Molecular study of arthropod gall development is the only way we will understand how these remarkable structures come to be. To date, much of the functional inference from transcriptomic data has been based on gene ontology (GO) enrichment. However, this approach is not very informative without determining which genes are up‐ versus downregulated and what their impact may be in each case (Schultz et al., 2019). The study by Martinson et al. (2021) is one of few to go beyond simply listing enriched GO categories. Functional dissection of the roles of specific genes in gall induction and development is limited by a lack of galls formed on “model” plants (except for Vitis and Populus) with good functional annotation and the ability to modify the expression of key developmental genes over a time course (Betancourt et al., 2020). Relevant molecular and metabolomic resources are nevertheless growing rapidly, and genome editing technologies are increasingly applicable to nonmodel systems (Dickinson et al., 2020).

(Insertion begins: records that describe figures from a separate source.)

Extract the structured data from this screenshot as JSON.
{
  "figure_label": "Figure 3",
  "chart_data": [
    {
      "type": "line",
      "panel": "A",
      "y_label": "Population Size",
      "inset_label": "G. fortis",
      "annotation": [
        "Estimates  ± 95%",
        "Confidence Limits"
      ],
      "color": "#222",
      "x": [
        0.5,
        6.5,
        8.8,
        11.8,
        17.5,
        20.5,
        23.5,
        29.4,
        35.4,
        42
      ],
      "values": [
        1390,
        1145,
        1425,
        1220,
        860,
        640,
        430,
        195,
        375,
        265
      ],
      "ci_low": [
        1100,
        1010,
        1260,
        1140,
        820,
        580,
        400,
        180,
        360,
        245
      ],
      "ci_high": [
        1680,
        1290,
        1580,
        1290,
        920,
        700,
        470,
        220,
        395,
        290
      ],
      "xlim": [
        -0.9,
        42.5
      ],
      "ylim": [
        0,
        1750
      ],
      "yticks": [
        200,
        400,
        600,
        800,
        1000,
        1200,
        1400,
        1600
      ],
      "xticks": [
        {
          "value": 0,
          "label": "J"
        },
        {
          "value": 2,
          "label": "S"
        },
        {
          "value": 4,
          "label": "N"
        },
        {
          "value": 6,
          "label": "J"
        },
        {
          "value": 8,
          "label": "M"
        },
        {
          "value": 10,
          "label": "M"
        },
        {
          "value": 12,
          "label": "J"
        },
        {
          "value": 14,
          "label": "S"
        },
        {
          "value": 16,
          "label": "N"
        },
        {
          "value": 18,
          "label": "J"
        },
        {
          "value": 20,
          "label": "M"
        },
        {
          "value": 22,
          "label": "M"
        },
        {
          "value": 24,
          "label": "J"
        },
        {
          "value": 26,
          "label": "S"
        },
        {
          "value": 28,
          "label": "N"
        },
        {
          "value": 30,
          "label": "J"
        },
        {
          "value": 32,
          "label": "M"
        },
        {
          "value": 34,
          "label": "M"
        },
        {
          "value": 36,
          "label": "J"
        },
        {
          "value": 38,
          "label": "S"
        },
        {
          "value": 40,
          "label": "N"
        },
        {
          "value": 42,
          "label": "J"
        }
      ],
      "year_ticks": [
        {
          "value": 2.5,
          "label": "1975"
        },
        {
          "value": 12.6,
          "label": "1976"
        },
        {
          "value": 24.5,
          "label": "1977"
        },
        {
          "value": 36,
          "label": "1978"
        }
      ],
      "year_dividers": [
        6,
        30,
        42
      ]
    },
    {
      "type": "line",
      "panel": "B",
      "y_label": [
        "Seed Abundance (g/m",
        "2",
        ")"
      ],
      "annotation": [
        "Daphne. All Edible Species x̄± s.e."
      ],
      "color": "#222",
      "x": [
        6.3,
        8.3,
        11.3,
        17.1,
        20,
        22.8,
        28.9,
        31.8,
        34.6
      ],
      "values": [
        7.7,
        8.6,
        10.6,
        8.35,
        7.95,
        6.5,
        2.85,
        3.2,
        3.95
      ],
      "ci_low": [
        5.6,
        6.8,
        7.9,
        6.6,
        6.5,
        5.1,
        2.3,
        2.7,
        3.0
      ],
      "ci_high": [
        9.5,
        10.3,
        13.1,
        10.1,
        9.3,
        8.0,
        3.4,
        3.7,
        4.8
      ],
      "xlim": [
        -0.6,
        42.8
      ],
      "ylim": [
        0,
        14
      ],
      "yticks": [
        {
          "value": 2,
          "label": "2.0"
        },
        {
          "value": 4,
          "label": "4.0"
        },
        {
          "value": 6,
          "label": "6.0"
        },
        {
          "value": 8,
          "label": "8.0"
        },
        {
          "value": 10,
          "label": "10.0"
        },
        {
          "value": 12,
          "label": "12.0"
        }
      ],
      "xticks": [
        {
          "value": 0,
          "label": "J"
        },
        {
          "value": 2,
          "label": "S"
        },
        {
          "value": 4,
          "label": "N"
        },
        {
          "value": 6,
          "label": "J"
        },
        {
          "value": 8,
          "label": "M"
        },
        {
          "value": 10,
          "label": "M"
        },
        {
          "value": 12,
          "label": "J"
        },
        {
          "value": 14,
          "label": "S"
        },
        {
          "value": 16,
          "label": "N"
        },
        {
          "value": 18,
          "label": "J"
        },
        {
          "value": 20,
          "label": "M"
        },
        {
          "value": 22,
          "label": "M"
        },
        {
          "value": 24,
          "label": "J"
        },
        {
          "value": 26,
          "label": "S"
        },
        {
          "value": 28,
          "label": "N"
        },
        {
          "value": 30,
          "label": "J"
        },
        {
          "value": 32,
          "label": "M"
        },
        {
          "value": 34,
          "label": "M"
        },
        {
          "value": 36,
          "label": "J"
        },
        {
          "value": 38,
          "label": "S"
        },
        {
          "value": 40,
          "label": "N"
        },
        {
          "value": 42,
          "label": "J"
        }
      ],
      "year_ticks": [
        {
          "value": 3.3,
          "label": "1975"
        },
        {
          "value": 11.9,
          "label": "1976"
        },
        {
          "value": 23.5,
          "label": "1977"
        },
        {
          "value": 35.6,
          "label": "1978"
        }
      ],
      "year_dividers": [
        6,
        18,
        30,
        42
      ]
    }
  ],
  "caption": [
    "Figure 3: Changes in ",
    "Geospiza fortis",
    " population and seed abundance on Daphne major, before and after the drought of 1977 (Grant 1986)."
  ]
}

The study by Martinson et al. (2021) supports many observations made via histology, biochemistry, and a few transcriptome studies: the suppression of photosynthesis and development of a metabolic sink resulting in heterotrophy, suppressed defence responses close to the parasite, the metabolic characteristics of the tissues on which the parasite feeds, and the massive changes in gene expression compared with control tissues. They have, however, for the first time illustrated the spatial array of many of these changes on a transcriptional level. The picture that emerges is of a unique plant organ whose functional and anatomical complexity is matched and probably created by transcriptional changes controlled by the arthropod parasite. Exactly how the parasite achieves this remains unknown.